The 1st World War in Europe. Known as the war to end all wars, lasted for four years and planted the seeds of the 2nd World War. At right, von Hindenburg
The German danger, coupled with Russian-Austrian rivalry in the Balkans, created a diplomatic configuration that presented difficulties
far too great for the mediocre men who headed European foreign offices on the eve of 1914. When the Serbian terrorist Gavrilo Princip assassinated Austrian Archduke Francis Ferdinand on June 28, 1914, he ignited the diplomatic powder keg. The enthusiasm with which the European peoples greeted the outbreak of hostilities quickly turned to horror as casualty lists lengthened and limited aims became irrelevant. What had been projected as a brief war between states became a four-year struggle between peoples.

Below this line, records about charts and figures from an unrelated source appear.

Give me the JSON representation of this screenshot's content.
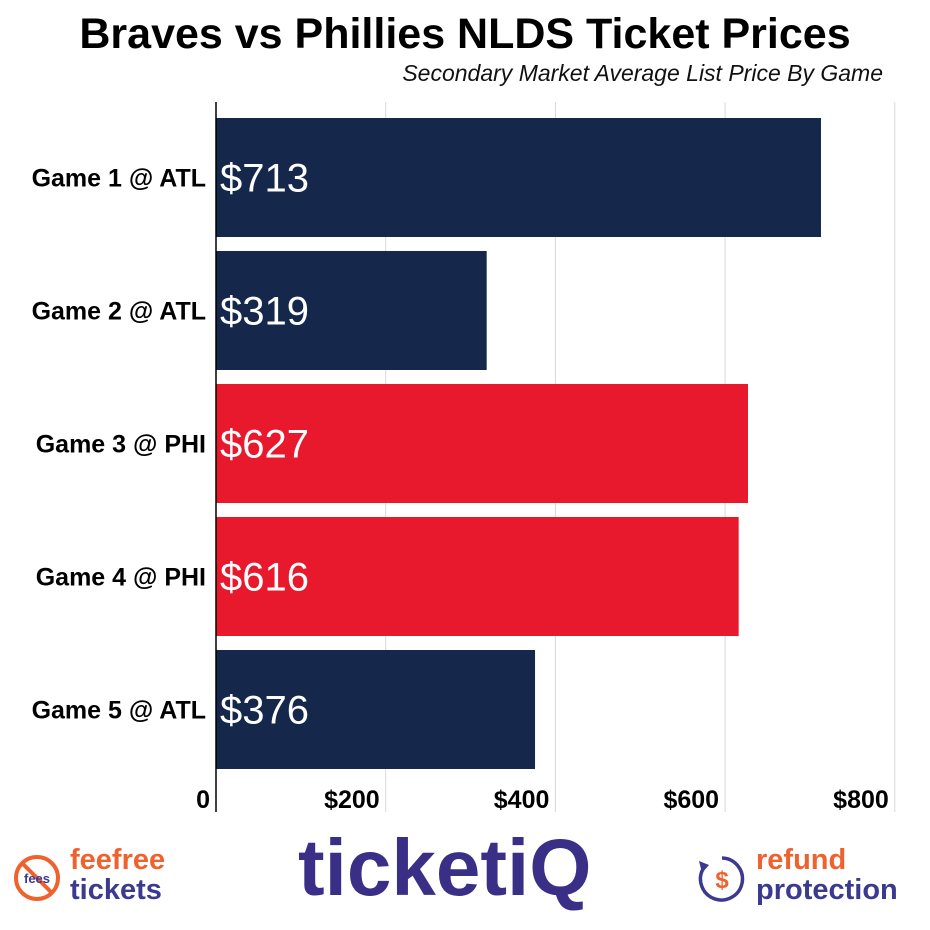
{
  "chart_data": {
    "type": "bar",
    "orientation": "horizontal",
    "title": "Braves vs Phillies NLDS Ticket Prices",
    "subtitle": "Secondary Market Average List Price By Game",
    "categories": [
      "Game 1 @ ATL",
      "Game 2 @ ATL",
      "Game 3 @ PHI",
      "Game 4 @ PHI",
      "Game 5 @ ATL"
    ],
    "values": [
      713,
      319,
      627,
      616,
      376
    ],
    "value_labels": [
      "$713",
      "$319",
      "$627",
      "$616",
      "$376"
    ],
    "bar_colors": [
      "#15284b",
      "#15284b",
      "#e8192c",
      "#e8192c",
      "#15284b"
    ],
    "x_ticks": [
      0,
      200,
      400,
      600,
      800
    ],
    "x_tick_labels": [
      "0",
      "$200",
      "$400",
      "$600",
      "$800"
    ],
    "xlim": [
      0,
      800
    ],
    "grid": "vertical",
    "xlabel": "",
    "ylabel": ""
  },
  "footer": {
    "fee_line1": "feefree",
    "fee_line2": "tickets",
    "fee_icon_text": "fees",
    "brand": "ticketiQ",
    "refund_line1": "refund",
    "refund_line2": "protection",
    "refund_icon_text": "$",
    "colors": {
      "navy": "#3b3a8f",
      "orange": "#f0622d",
      "brand": "#3a2f86"
    }
  }
}
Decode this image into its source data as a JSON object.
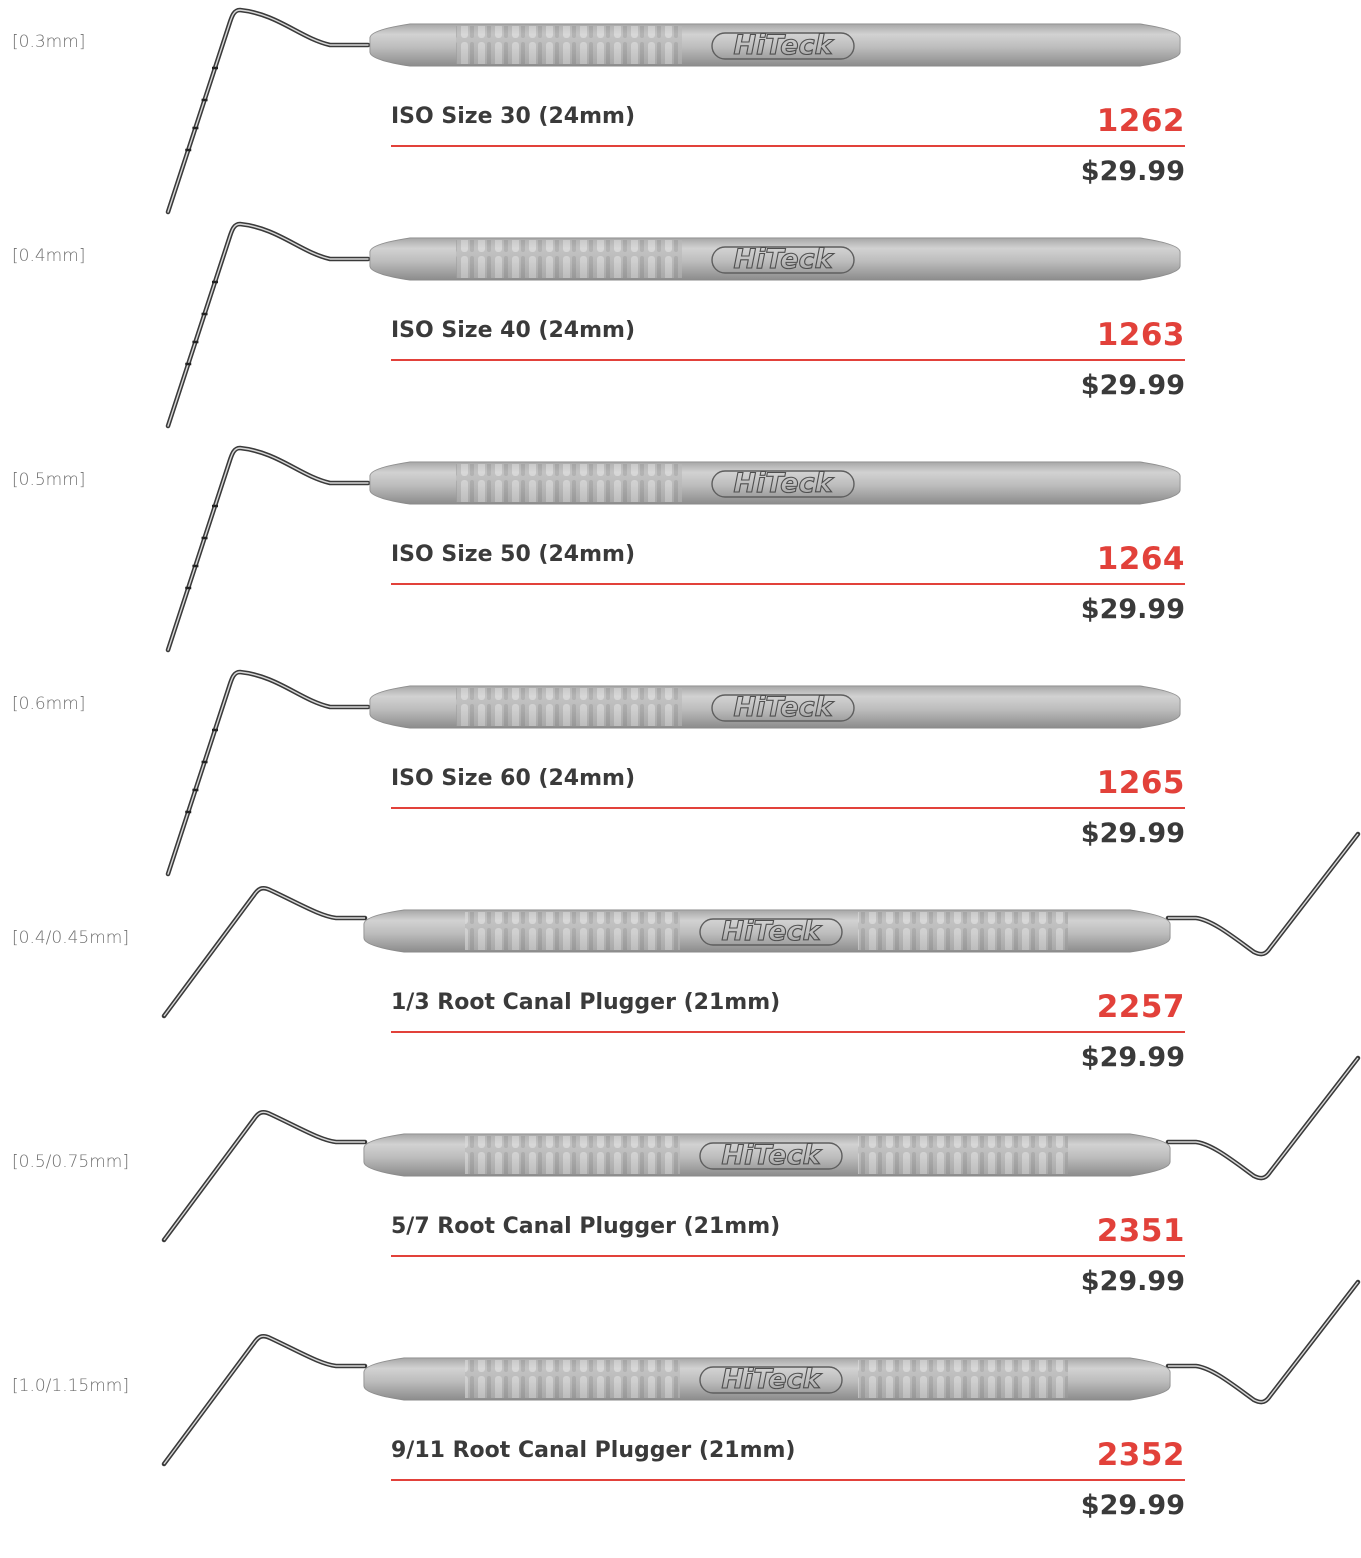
{
  "brand": {
    "logo_text": "HiTeck",
    "accent_color": "#e2413a"
  },
  "products": [
    {
      "size_label": "[0.3mm]",
      "name": "ISO Size 30 (24mm)",
      "code": "1262",
      "price": "$29.99",
      "tool_type": "spreader-single-end"
    },
    {
      "size_label": "[0.4mm]",
      "name": "ISO Size 40  (24mm)",
      "code": "1263",
      "price": "$29.99",
      "tool_type": "spreader-single-end"
    },
    {
      "size_label": "[0.5mm]",
      "name": "ISO Size 50  (24mm)",
      "code": "1264",
      "price": "$29.99",
      "tool_type": "spreader-single-end"
    },
    {
      "size_label": "[0.6mm]",
      "name": "ISO Size 60 (24mm)",
      "code": "1265",
      "price": "$29.99",
      "tool_type": "spreader-single-end"
    },
    {
      "size_label": "[0.4/0.45mm]",
      "name": "1/3 Root Canal Plugger (21mm)",
      "code": "2257",
      "price": "$29.99",
      "tool_type": "plugger-double-end"
    },
    {
      "size_label": "[0.5/0.75mm]",
      "name": "5/7 Root Canal Plugger (21mm)",
      "code": "2351",
      "price": "$29.99",
      "tool_type": "plugger-double-end"
    },
    {
      "size_label": "[1.0/1.15mm]",
      "name": "9/11 Root Canal Plugger (21mm)",
      "code": "2352",
      "price": "$29.99",
      "tool_type": "plugger-double-end"
    }
  ]
}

When the guns finally did fall silent in the last weeks of 1918, the German, Austrian, and Russian empires had collapsed, and the greater part of a generation of young men lay dead. A portent of things to come was that the principal figure at the Paris Peace Conference (1919) was United States President Woodrow Wilson. Determined to make the world "safe for democracy," Wilson had led the United States into war with Germany in 1917. As he was issuing a clarion call for a democratic Europe, Vladimir Ilich Lenin, the Bolshevik leader who in the same year had seized power in Russia, was summoning the European proletariat to class war and offering to supply the ideological keys to
a Communist state.
Turning a deaf ear to both prophets of a world transformed, France and England insisted upon a punitive peace, and Germany, Austria, Hungary, Bulgaria, and Turkey were obliged to sign treaties that had nothing to do with messianic dreams.